While Aaron Stemple operated the first sawmill in the Seattle of Here Come the Brides, it was Henry Yesler who did so in real-world Seattle. The early inhabitants of the city – including Arthur Denny and David “Doc” Maynard – were always cognizant of what their newfound town needed to survive and expand, and a sawmill was obviously at the top of their list. Thus when Yesler arrived in Puget Sound looking for land, Maynard quickly bequeathed part of his stake near the waterfront to him.

Seattle may have had a sawmill in Here Come the Brides, but it lacked a doctor, something the factual city already had in Doc Maynard. During a visit to San Francisco, Spock and Jason Bolt – along with his brother Joshua – meet a woman named Sarah Gray after a failed attempt by the Klingons to kill Aaron Stemple. Although she professes to be a nurse, in actuality Gray is a female doctor having difficulty practicing her profession in a male-dominated world.

“I was naïve enough to hang out my shingle in Philadelphia,” she tells Joshua Bolt. “Weeks I’d sit, day after day in my consulting room, and no one would come.” After being rejected by local hospitals as well, Sarah Gray decided to move to San Francisco. “I thought there were few enough doctors in this town that perhaps I might stand a chance of doing what I wished to do, of healing others and learning about the arts of healing. I was wrong.” When she agrees to move to Seattle and marry Joshua Bolt at the end of Star Trek: Ishmael, however, she is welcomed by a city in desperate need of a doctor, no matter their gender.

Barbara Hambly slightly tweaked the plot of Here Come the Brides for Star Trek: Ishmael. Instead of the bet between Aaron Stemple and Jason Bolt involving all the New Bedford women still living in Seattle after one year, it was changed to all the women being married by the end of that year.

While one of the eleven women brought back by Asa Mercer in real-world Seattle was deathly ill and thus never wed, Biddie Cloom is considered too homely and talkative to find a husband in the fictional Seattle.
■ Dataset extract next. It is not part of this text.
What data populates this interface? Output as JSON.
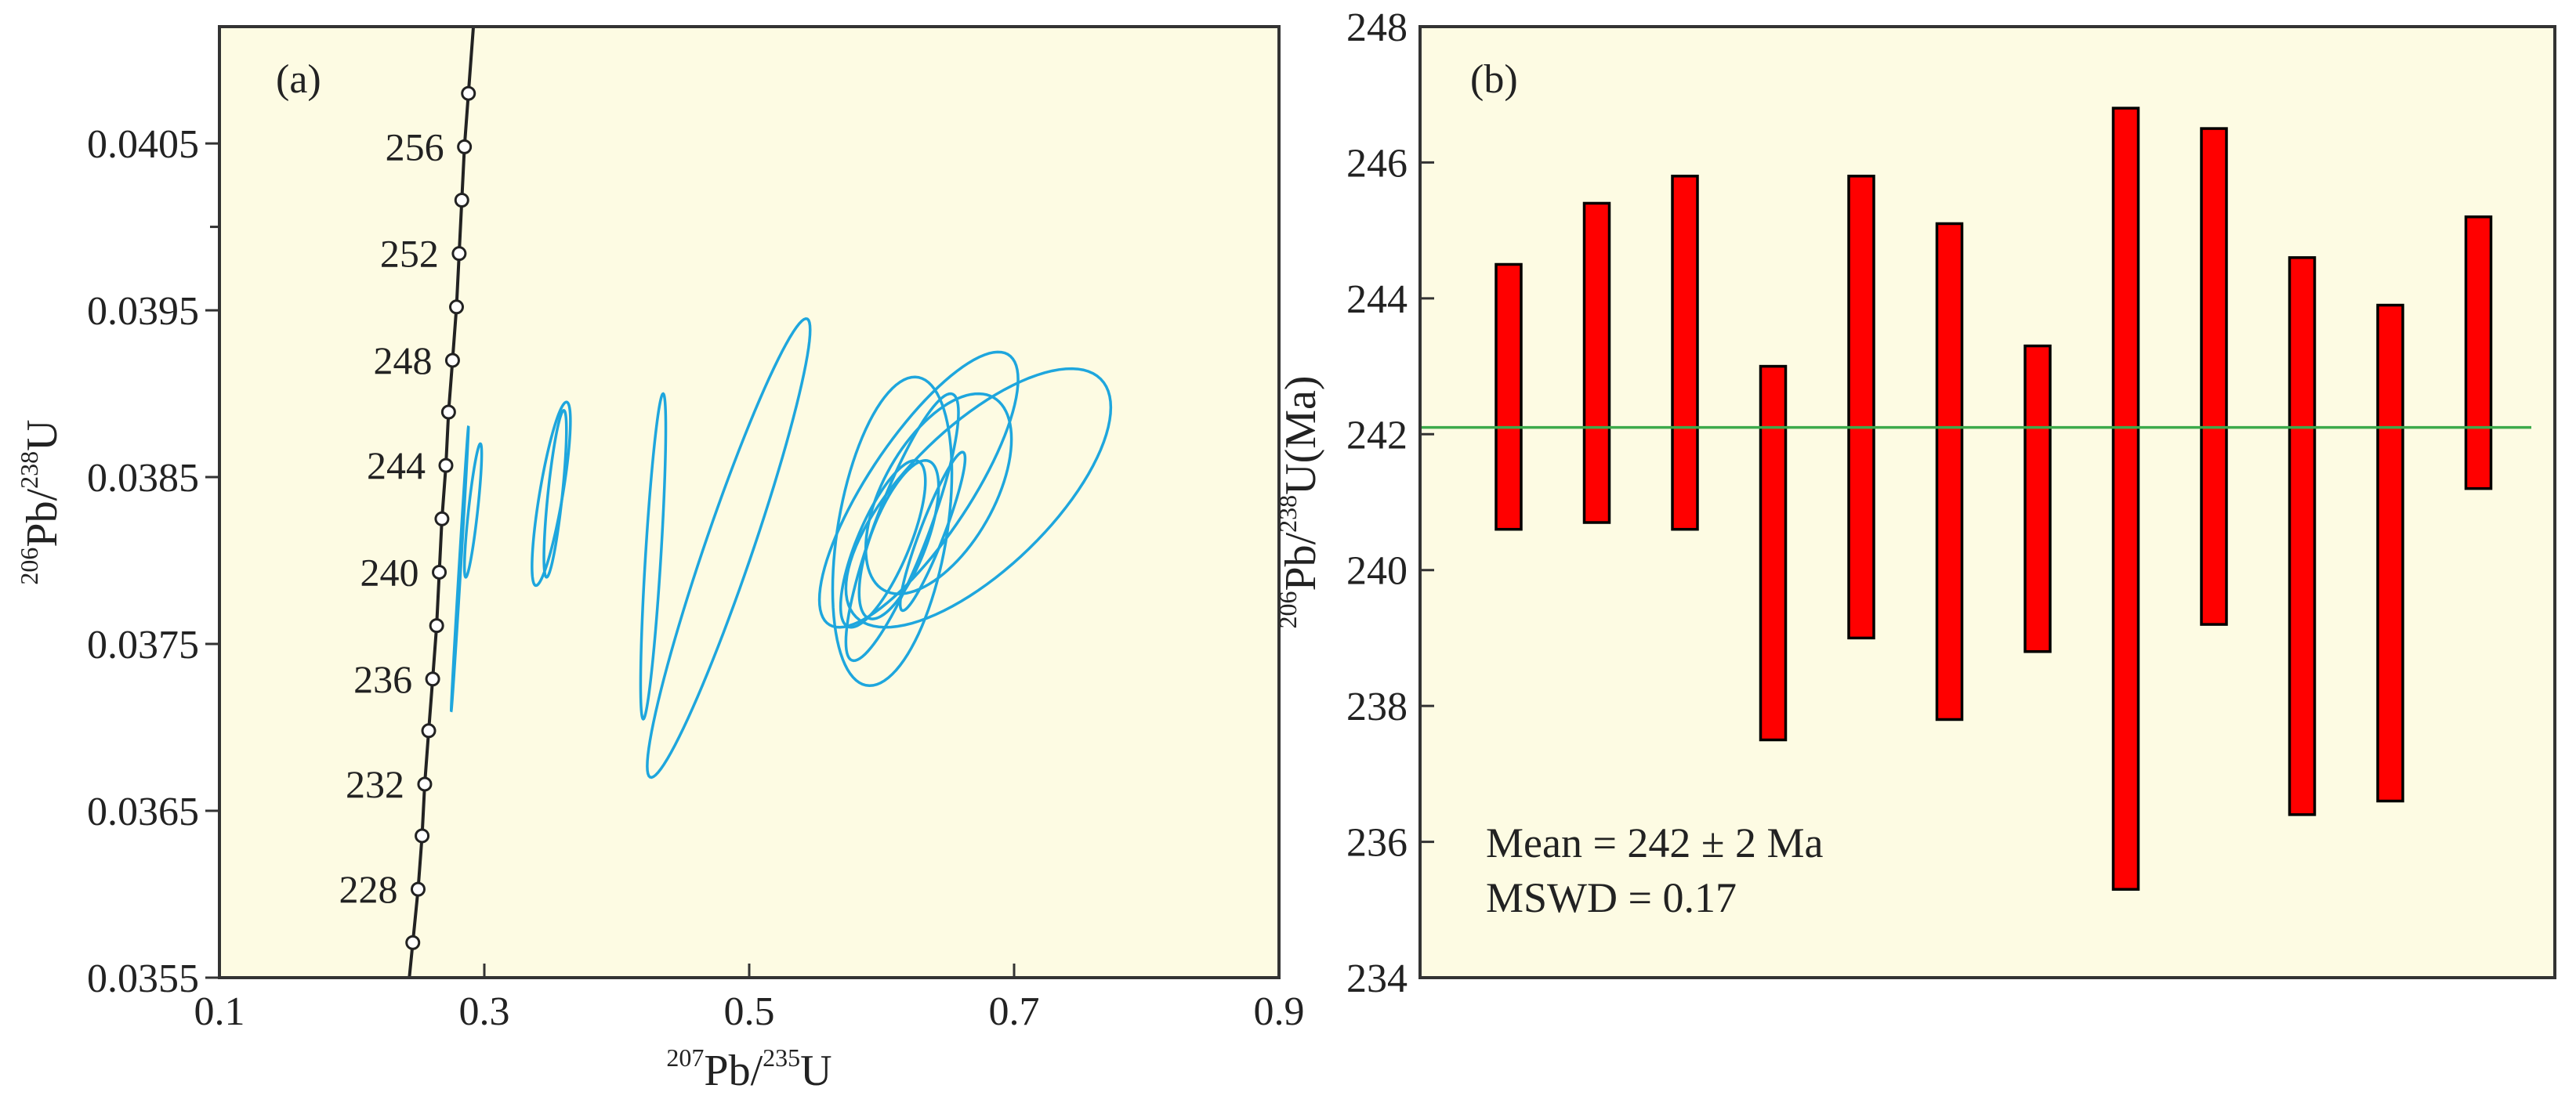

Bolt is intent on marrying her himself if necessary, but between Spock convincing Stemple that his bet is unfair to the women and Biddie nursing him back to health after his run-in with the Klingons in San Francisco, Aaron Stemple falls in love and marries Biddie despite losing the bet as a result.

Biddie Cloom owns a pendant, given to her by her grandmother, that she hopes to someday give to her own child. When Spock sees the pendant, he recognizes it despite his memory loss and has faint recollections of once holding it in his hands. The mystery is left unresolved until the very end of Star Trek: Ishmael, when it is revealed that Aaron Stemple and Biddie Cloom are ancestors of Spock’s human mother.

“Had I not lived in Seattle, had I not been there when I was, I doubt she would have married, or borne sons,” he tells Captain Kirk of Biddie upon his return to the twenty-third century. “Because of my influence, she did.”

It was also Spock’s appearance in Seattle that enabled Aaron Stemple to recognize the Khlaru as alien invaders years later as a congressman, which leads to the question of what else Spock influenced during his brief visit to the year 1867. “Influence is an incalculable quality,” he says. “Events of major significance can last for a few seconds only. That is why I say that I was an integral part of the history of the town.”

Making Spock a twenty-third century founding father of Seattle.